19世紀に産業革命とともに国民国家が誕生すると、国民は固く結ばれ、産業に動員される必要があった。 近代的な通信手段により、政府は国家理念を作り上げ、それを広めることができるようになり、国家はそれまで以上に国民の生活に介入することができるようになった。 たとえ支配者と違う言葉を話していても、臣民は好むと好まざるとにかかわらず、「国家」に属するようになった。 ジョン・スチュアート・ミルは、この強制的な統合を進歩とみなした。「過去の時代の半分野蛮な残りもの」であるブルトン人にとって、フランス国民になることは、「自分の岩の上ですねる」よりはきっと良いことなのだろう。 しかし、19世紀後半、イギリスの歴史家アクトン卿は、民族、文化、言語に重点を置いた国民精神の称賛が、国民的規範にそぐわない人々を罰することを懸念した。「したがって、共同体のすべての権利を主張する支配体の人間性と文明の程度に応じて、劣等人種は駆逐されるか隷属状態に置かれるか依存の状態におかれるのだ。”

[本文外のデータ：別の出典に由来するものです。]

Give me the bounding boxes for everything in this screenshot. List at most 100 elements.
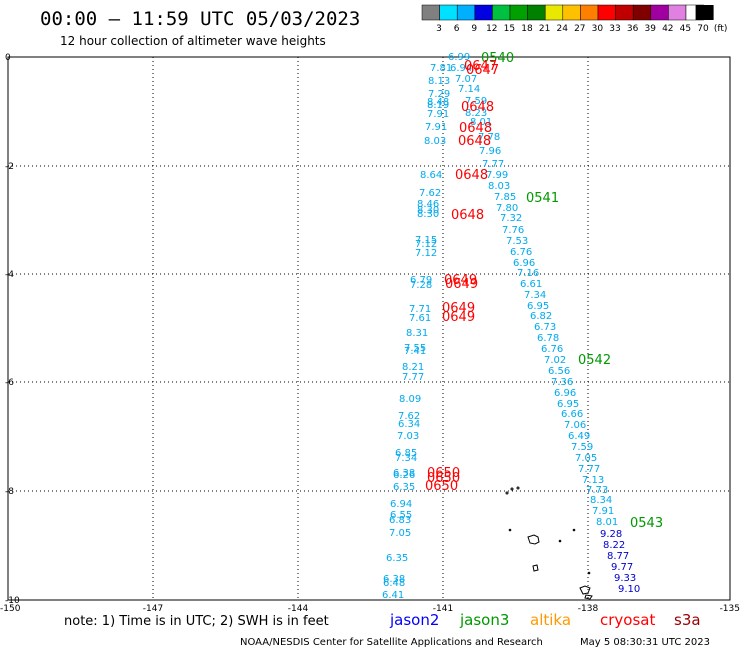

啓蒙主義の哲学者たちは、民主主義、人権、知的・政治的自由とともに、すべての人間の平等を推進することによって、「宗教」と結びついた不寛容と偏見に対抗しようとした。 しかし、農耕民族国家の構造的な不公正さによって、これらの理想を完全に実現することは不可能であった。 しかし、国民国家は、この崇高な理想を現実的な必需品としたのである。 より多くの人々が生産プロセスに参加する必要があり、少なくともある程度の教育が必要とされた。 やがて彼らは、政府の決定に参加する権利を求めるようになる。 試行錯誤の結果、民主化を進めた国は経済的に発展し、近代化の恩恵をエリート層に限定した国は遅れをとるということが分かった。 進歩には革新が不可欠であり、人々は階級やギルド、教会の制約を受けずに自由に考えることができなければならない。 政府はすべての人的資源を活用する必要があったため、ヨーロッパのユダヤ人やイギリスやアメリカのカトリック教徒などの部外者が主流になった。